Lestics - Breu [2018]

Link oficial .wav


Por Moisés Lima em Música Café

"até um certo ponto é tudo início 
passado esse limite é tudo fim 
é como decolar de um trampolim 
e mergulhar no breu do precipício"


A letra acima é da faixa Breu que inicia o novo disco do Lestics de mesmo nome, "Breu", palavra essa que nos leva a um lugar escuro onde não se enxerga quase nada.
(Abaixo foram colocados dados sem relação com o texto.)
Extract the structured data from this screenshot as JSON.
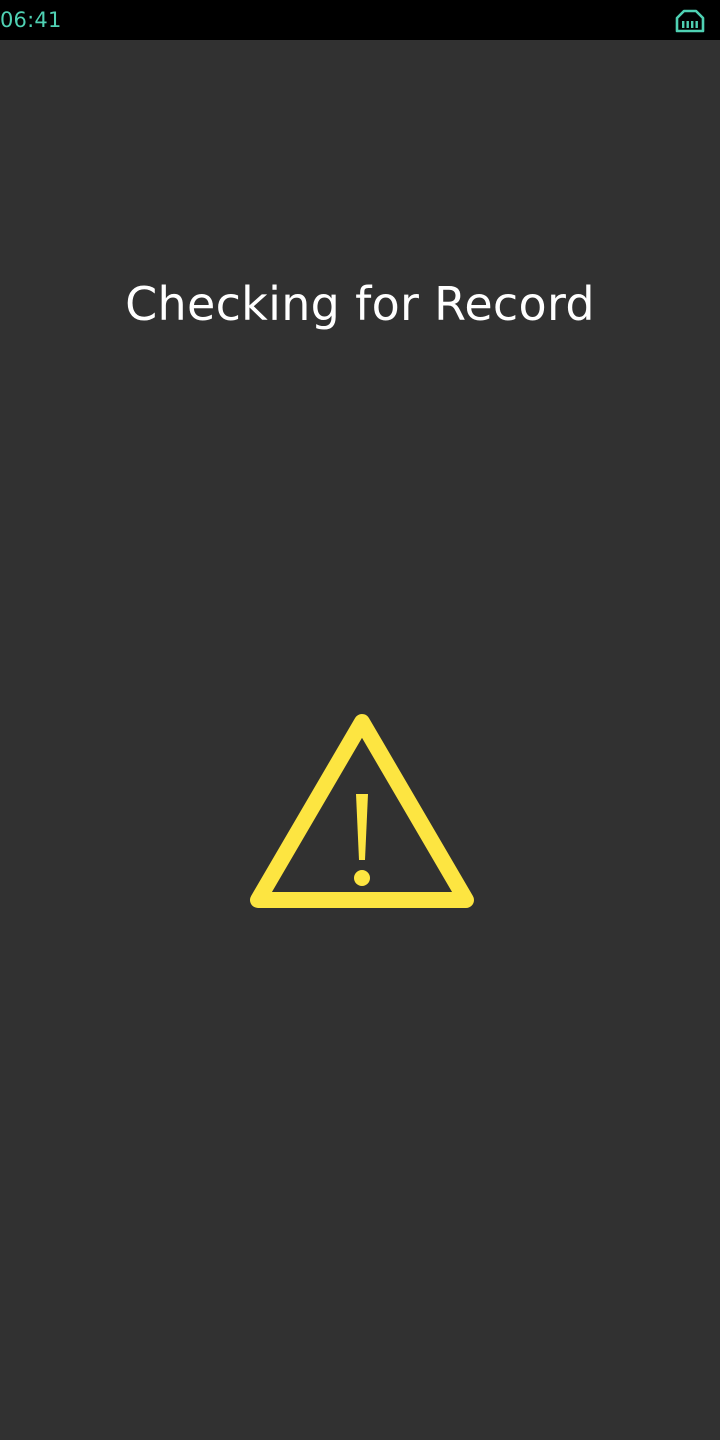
{
  "status_bar": {
    "time": "06:41",
    "network_icon": "ethernet-icon",
    "time_color": "#4fd1b3",
    "background": "#000000"
  },
  "screen": {
    "title": "Checking for Record",
    "icon": "warning-icon",
    "icon_color": "#fde541",
    "background": "#313131"
  }
}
Metaforicamente falando é um nome apropriado para a abordagem da banda no registro por trazer algo realístico as variadas situações que podem nos afligir e não enxergamos uma solução a frente. 

Quanto a fazer um disco com boas letras o Lestics acertou em cheio. O novo disco recebeu toda uma atenção especial com direito a fanzine e tudo. Aliás falando um pouco sobre a banda, ela é aquela que sempre lança discos interessantes, mas parece que muitos ignoram seu real valor. Eles já estão nas vielas do underground brasileiro desde 2006 e já colecionam oito discos de estúdio. Um trabalho e tanto!
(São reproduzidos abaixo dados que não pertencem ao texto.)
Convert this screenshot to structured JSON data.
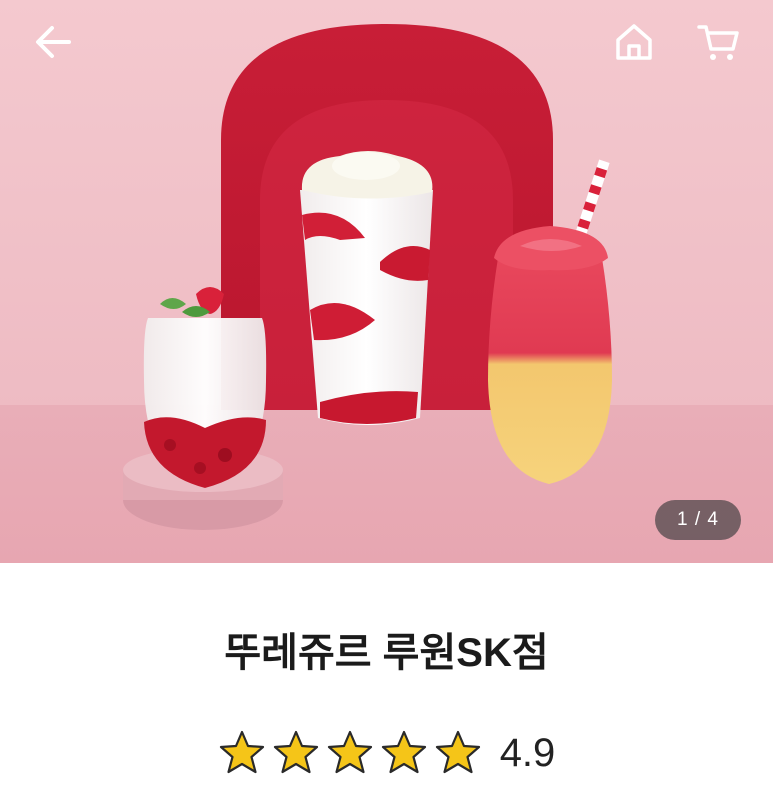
{
  "gallery": {
    "current": 1,
    "total": 4,
    "counter_text": "1 / 4"
  },
  "icons": {
    "back": "arrow-left-icon",
    "home": "home-icon",
    "cart": "cart-icon",
    "star": "star-icon"
  },
  "store": {
    "name": "뚜레쥬르 루원SK점",
    "rating_text": "4.9",
    "rating_value": 4.9,
    "rating_max": 5
  },
  "colors": {
    "star_fill": "#f5c518",
    "header_icon": "#ffffff",
    "counter_bg": "#4b4446"
  }
}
O novo disco "Breu" tem muito a dizer em suas letras. Como vemos na segunda faixa, Mais do Que Isso, o grupo foca em expor o cotidiano e a chatice que ele pode causar: o trabalho sem graça, o descanso mortiço é preciso que exista algo mais do que isso. Entre uma visão realista e talvez conformista há um espaço para se ter desejo como bem retratada em Dois quando conclui: um sempre foi perfeitamente bom mas dois também não deve ser ruim.

A faixa Balada do Fundo do Bar traz um sugestivo brega alternativo(?) narrando aquele trágico momento que você vai afogar as mágoas em um bar (garçom, deixe o mundo acabar mas não deixe o meu copo vazio). O instrumental no álbum, bem polido, se conecta bem as letras e adapta ritmo e intensidade ao sentimento presente em cada canção cantadas na voz de Olavo Rocha. A roupagem roqueira do Lestics preza por expor uma imagem simples e honesta de suas referências como destaca bem as singelas Do Jardim e Fim de Tarde Nas Ilhas Bikini.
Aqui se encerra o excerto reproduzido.